XY4 belongs to the Td(M) molecular symmetry group, which consists of five irreducible representations, A_1, A_2, E, F_1 and F_2. One way to define independent bending modes is to reduce the six inter-bond angles \alpha_{ij} to five symmetry-adapted irreducible combinations, which, together with four bond lengths r_i form nine independent vibrational modes \xi_i as follows: four stretches

(2)\xi_i =r_i, \;\; i = 1,2,3,4,

two E-symmetry bends

(3)\begin{split} \xi_5^{E_a} &= \frac{1}{\sqrt{12}} (2 \alpha_{12} - \alpha_{13} - \alpha_{14} - \alpha_{23} - \alpha_{24} + 2 \alpha_{34} ), \\ \xi_6^{E_b} &= \frac{1}{2} (\alpha_{13} - \alpha_{14} - \alpha_{23} + \alpha_{24} ), \end{split}

and three F-symmetry bends

(4)\begin{split} \xi_7^{F_{2x}} &= \frac{1}{\sqrt{2}} ( \alpha_{24} - \alpha_{13} ), \\ \xi_8^{F_{2y}} &= \frac{1}{\sqrt{2}} ( \alpha_{23} - \alpha_{14} ), \\ \xi_9^{F_{2z}} &= \frac{1}{\sqrt{2}} ( \alpha_{34} - \alpha_{12} ), \end{split}

where the corresponding symmetries of the bending modes are indicated.
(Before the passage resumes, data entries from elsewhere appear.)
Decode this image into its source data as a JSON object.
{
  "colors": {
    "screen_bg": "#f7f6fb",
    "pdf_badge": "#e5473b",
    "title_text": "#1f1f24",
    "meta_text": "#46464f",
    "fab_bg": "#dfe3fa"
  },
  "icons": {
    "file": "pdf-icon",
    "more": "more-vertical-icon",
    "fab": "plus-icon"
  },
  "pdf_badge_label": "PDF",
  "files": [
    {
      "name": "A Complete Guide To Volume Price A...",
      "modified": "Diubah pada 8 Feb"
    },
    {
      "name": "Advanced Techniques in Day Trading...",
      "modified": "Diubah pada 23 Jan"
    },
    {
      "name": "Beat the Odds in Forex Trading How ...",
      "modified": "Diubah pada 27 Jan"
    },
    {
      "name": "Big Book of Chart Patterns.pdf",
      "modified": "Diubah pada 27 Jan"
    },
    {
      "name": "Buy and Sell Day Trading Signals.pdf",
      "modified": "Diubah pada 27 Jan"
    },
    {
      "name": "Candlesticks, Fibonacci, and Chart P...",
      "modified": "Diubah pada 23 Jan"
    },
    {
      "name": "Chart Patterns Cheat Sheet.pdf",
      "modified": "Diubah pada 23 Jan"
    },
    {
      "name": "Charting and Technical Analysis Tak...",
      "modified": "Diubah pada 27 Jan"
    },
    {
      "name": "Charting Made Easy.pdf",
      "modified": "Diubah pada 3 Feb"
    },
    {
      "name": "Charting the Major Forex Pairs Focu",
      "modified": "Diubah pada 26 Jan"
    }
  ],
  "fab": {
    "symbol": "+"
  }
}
The stretching modes r_i can also be in principle combined into symmetry-adapted coordinates in Td(M):

(5)\begin{split} \xi_1^{A_1} &= \frac{1}{2} \left( r_1 + r_2 + r_3 + r_4\right), \\ \xi_2^{F_{2x}} &= \frac{1}{2} \left( r_1 - r_2 + r_3 - r_4\right), \\ \xi_3^{F_{2y}} &= \frac{1}{2} \left( r_1 - r_2 - r_3 + r_4\right), \\ \xi_4^{F_{2z}} &= \frac{1}{2} \left( r_1 + r_2 - r_3 - r_4\right). \end{split}

Six-atomic molecules

The C2H:sub:4 molecule and the C2H4 type

MolType C2H4

C2H4_2BETA_1TAU

The internal coordinates are defined using the following 12 valence coordinates: 5 stretching (molecular bond) coordinates, 4 bending (inter-bond angles) and 3 dihedral coordinates, with the last mode as a book angle describing the relative motion of two moieties:

\begin{split} \xi_1 &= r_0 - r_{\rm e}^{(0)}, \\ \xi_2 &= r_1 - r_{\rm e}, \\ \xi_3 &= r_2 - r_{\rm e}, \\ \xi_4 &= r_3 - r_{\rm e}, \\ \xi_5 &= r_4 - r_{\rm e}, \\ \xi_6 &= \beta_1-\beta_{\rm e}, \\ \xi_7 &= \beta_2-\beta_{\rm e}, \\ \xi_8 &= \beta_3-\beta_{\rm e}, \\ \xi_9 &= \beta_4-\beta_{\rm e}, \\ \xi_{10} &= \theta_1 - \pi, \\ \xi_{11} &= \theta_2 - \pi, \\ \xi_{12} & = \theta_1 + \theta_2 - 2\tau, \end{split}

where

\tau = \left\{ \begin{array}{cc} \delta, & \delta <\pi, \\ \delta - 2\pi, & \delta >\pi, \\ \end{array} \right.

This type can be used both for rigid and non-rigid molecule types. The non-rigid coordinate is \xi_{12} in the latter case.